The role of the advanced nurse practitioner (ANP) within Hospital at Night (H@N) teams has emerged in line with the demands of the service and the needs of patients in the out-of-hours period. The majority of ANPs with H@N teams are recruited as trainees. There is a high volume of trainees needing support against a low number of experienced ANPs. Introduction of the clinical practice facilitator (CPF) role is one way of addressing these issues. Within this evaluative study of one H@N service, the CPFs are experienced ANPs who have received additional training in the delivery of practice assessment and learner feedback.


To explore the experiences and perceptions of those trainee ANPs who have had or are currently receiving support and supervision from the CPFs in an H@N service in one Scottish NHS health board.


The CPFs undertook a service evaluation following introduction of the role. Purposive sampling was undertaken whereby a descriptive questionnaire was sent to 22 eligible participants.


16 questionnaires were returned. Qualitative data from the questionnaire generated several themes from the participants' responses: validation of competencies, supporting wellbeing, accessibility of support, designated prescribing practitioner role and support post-qualification.


CPFs are ideally placed to meet the required needs of trainees. Organisational commitment is key to ensuring ANPs are in optimal positions to provide support and supervision for the next generation of trainees.
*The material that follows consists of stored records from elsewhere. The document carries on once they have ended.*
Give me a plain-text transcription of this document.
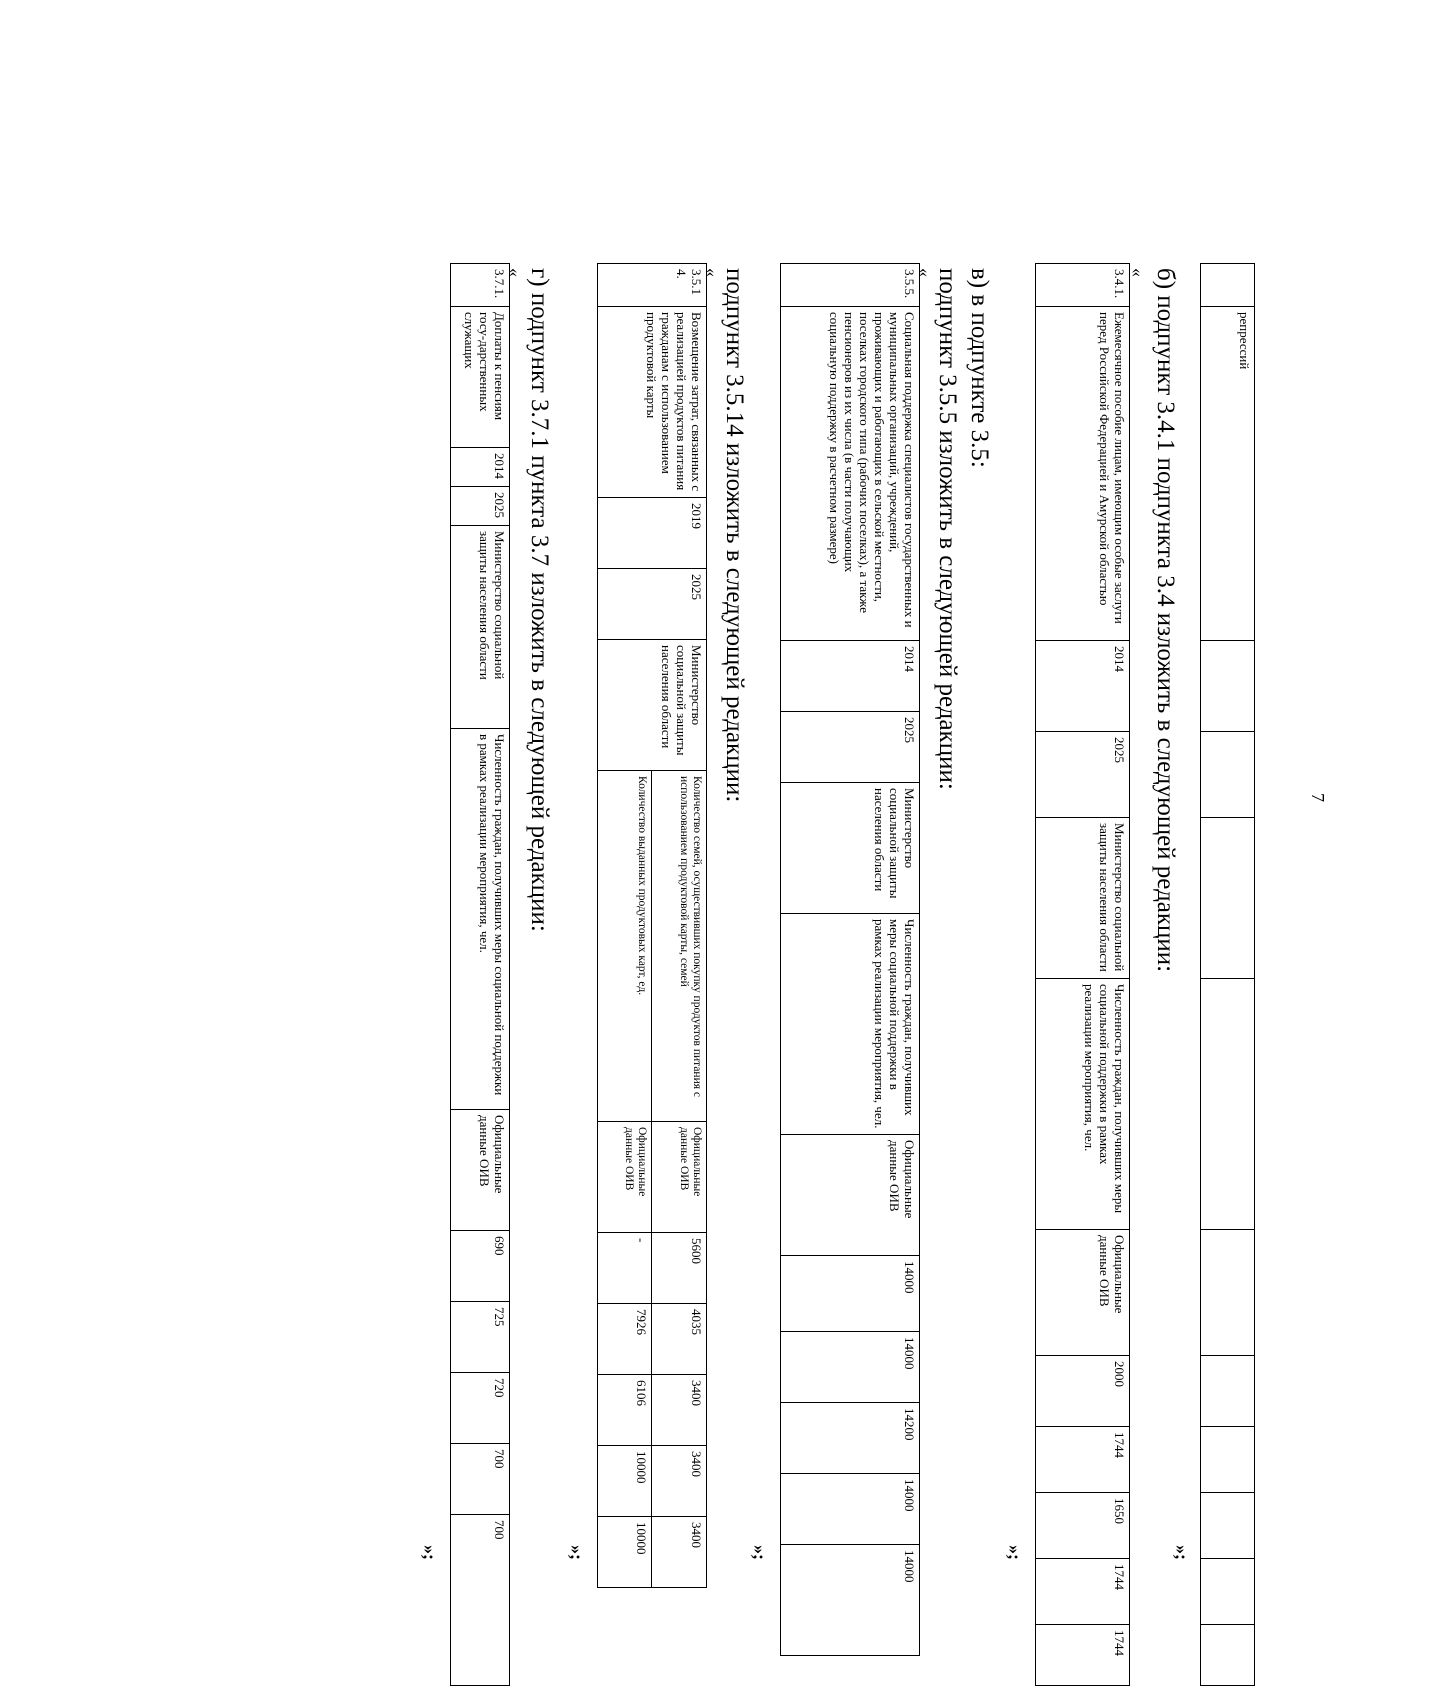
7
	репрессий										
»;
б) подпункт 3.4.1 подпункта 3.4 изложить в следующей редакции:
«
3.4.1.	Ежемесячное пособие лицам, имеющим особые заслуги перед Российской Федерацией и Амурской областью	2014	2025	Министерство социальной защиты населения области	Численность граждан, получивших меры социальной поддержки в рамках реализации мероприятия, чел.	Официальные данные ОИВ	2000	1744	1650	1744	1744
»;
в) в подпункте 3.5:
подпункт 3.5.5 изложить в следующей редакции:
«
3.5.5.	Социальная поддержка специалистов государственных и муниципальных организаций, учреждений, проживающих и работающих в сельской местности, поселках городского типа (рабочих поселках), а также пенсионеров из их числа (в части получающих социальную поддержку в расчетном размере)	2014	2025	Министерство социальной защиты населения области	Численность граждан, получивших меры социальной поддержки в рамках реализации мероприятия, чел.	Официальные данные ОИВ	14000	14000	14200	14000	14000
»;
подпункт 3.5.14 изложить в следующей редакции:
«
3.5.14.	Возмещение затрат, связанных с реализацией продуктов питания гражданам с использованием продуктовой карты	2019	2025	Министерство социальной защиты населения области	Количество семей, осуществивших покупку продуктов питания с использованием продуктовой карты, семей	Официальные данные ОИВ	5600	4035	3400	3400	3400
					Количество выданных продуктовых карт, ед.	Официальные данные ОИВ	-	7926	6106	10000	10000
»;
г) подпункт 3.7.1 пункта 3.7 изложить в следующей редакции:
«
3.7.1.	Доплаты к пенсиям госу-дарственных служащих	2014	2025	Министерство социальной защиты населения области	Численность граждан, получивших меры социальной поддержки в рамках реализации мероприятия, чел.	Официальные данные ОИВ	690	725	720	700	700
»;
In Scotland, the majority of trainee advanced nurse practitioners (ANPs) are registered nurses undertaking postgraduate education through a collaborative pathway between employer and a higher education institute. Core modules undertaken often include advanced patient history taking and clinical examinations, work-based learning and independent non-medical prescribing to achieve a minimum requirement of a Postgraduate Diploma in Advanced Practice. Some are working towards a Master's in Advanced Practice. The majority of the nursing team in Hospital at Night (H@N) services are recruited as trainees in the first instance, and the service will support them to the role of ANP.

Montgomery et al (2021) acknowledged the challenges of supporting staff to undertake training in the out-of-hours period. Despite a real willingness to learn, Haslam (2021) argued that lack of access to clinical support and supervision remains the most significant barrier. Similar to the findings from other clinical environments, it would appear that the majority of clinical supervision for advanced practice comes from medical colleagues (Guevara et al, 2020; Mundy and Pow, 2021; Lee et al, 2023). This model for supervision is particularly problematic for trainee ANPs in a H@N context for a number of reasons. These include the high volume of trainees needing support against a low number of experienced ANPs; rotating medical colleagues meaning supervision is often ad hoc with little consistency; and medical consultants working during the ‘in hours’ period. This results in ANP trainees doing much of the necessary learning in their own time, outside working hours.